Arabic Music Days (Sponsored Content) | Songlines
Monday, March 7, 2022

Arabic Music Days (Sponsored Content)

Berlin's Pierre Boulez Saal plays host to a week-long festival of Arabic music, art and film

Bechir Gharbi Pierreboulezsaalberlinjakobtillmann JTI0074 (1)

Bechir Gharbi ©Jakob Tillmann

Occasionally history presses the fast forward or rewind button, as happened in Europe this week. Tanks rolling across European borders have revived memories of the Cold War, and nowhere more so than in Berlin, a city now experiencing PTSD-type flashbacks to an age many had thought consigned to history.

Fleeing Ukranians are met at the railway stations by Germans holding placards offering spare rooms in family homes. Berliners, no strangers to welcoming desperate souls displaced by conflict, prefer to call them ‘new arrivals’ not refugees. The talk in the city’s bars is ‘cold showers for Ukraine’ to reduce Germans’ reliance on Putin’s gas.

It was in this context that Berliners beat a path to this year’s Arabic Music Days, a fabulous week-long festival of Arabic music, poetry, painting and film.  Established five years ago by the founder of the Abu Dhabi Music and Arts Foundation (ADMAF), Her Excellency Huda Ebrahim Alkhamis-Kanoo, Arabic Music Days has become a respected fixture in the Berlin music scene.

The venue, the prestigious Pierre Boulez Saal, is a jewel of contemporary auditorium design – its audiences sit in the round, while in the gallery the seats form a gentle elliptical waveform. Intimate and modern, it’s the ideal venue for a conversation about East-West cultural relations.

With bombs raining down two-hours from Berlin, ADMAF’S mission to build bridges of understanding between cultures has never seemed so important. The theme of the festival – trios as forms of human connection and conversation – matched the mood even as events unfolded.

Gharbi Trio

The curator of the 2022 edition of Arabic Music Days, Iraqi oud player Naseer Shamma, had been prevented from appearing at Friday’s sell-out performance at the last minute because of ‘visa problems’. His fellow musicians rallied and hastily improvised a programme of ensemble pieces, a crowd-pleasing showcase of kanun, drums, ney (flute), singing and flamenco guitar.

Saturday’s oud player Bechir Gharbi, whose Gharbi Twins Trio had the audience leaping to their feet in appreciation, had missed his father’s funeral four weeks ago, also for visa reasons. The irony of a festival devoted to building bridges through the arts being upended by visa bureaucracy would have been funny if it wasn’t all too common an experience.
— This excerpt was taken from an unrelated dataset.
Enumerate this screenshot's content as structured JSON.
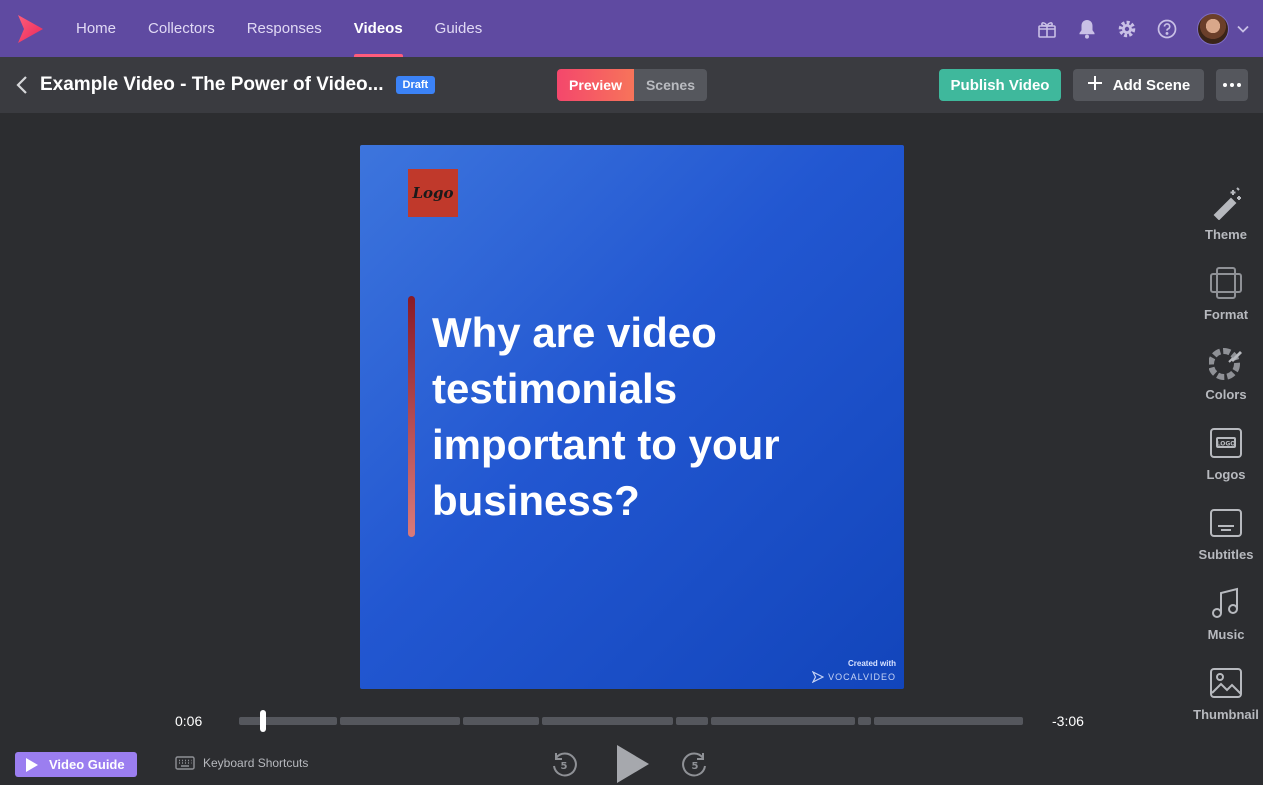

The Gharbi Trio gave a spellbinding, virtuosic performance. These Tunisian brothers had grown up in a musical home, voraciously listening to whichever cassette tapes they could lay their hands on, to absorb and understand all sorts of musical styles. “There is no perfect music” Bechir explained, “music is about exchange, it’s organic, ideas happen when different thoughts meet each other. It’s a language that steps in and takes over when we don’t have any other words.”

The trio’s performance ranged from expressive melody to deep, percussive, rhythmic chant, with Bechir introducing each piece and its genesis. ‘Nomade Tunisien’ evoked a mystical journey by his brother through that country’s mountains and deserts. ‘Murmures’ ranged hypnotically, with rhythms snaking around a ‘conversation’ between Bechir’s oud, Mohammed’s violin and Sami’s kanun. 

Bechir Gharbi teaches music at Abu Dhabi’s Yas school. He is passionate about improving access to music and improving music teaching for children in the Middle East. He’s been asked to advise the UAE Ministry of Education on the curriculum and his enthusiastic belief in the power of music fits neatly with the desire of ADMAF’s founder to support the next generation of musicians. Thanks to ADMAF a whole generation of young people are being gifted opportunities, education and simply the chance to hear and appreciate beautiful music.

The Berlin audience loved it. This is one of the most demanding audiences in the world, and Arabic Music Days trailblazes Arabic music for sophisticated ears and hearts. Thanks to Mrs Kanoo’s persistence, Abu Dhabi is becoming a serious player in this sort of cultural diplomacy in a world that needs it more urgently than ever before.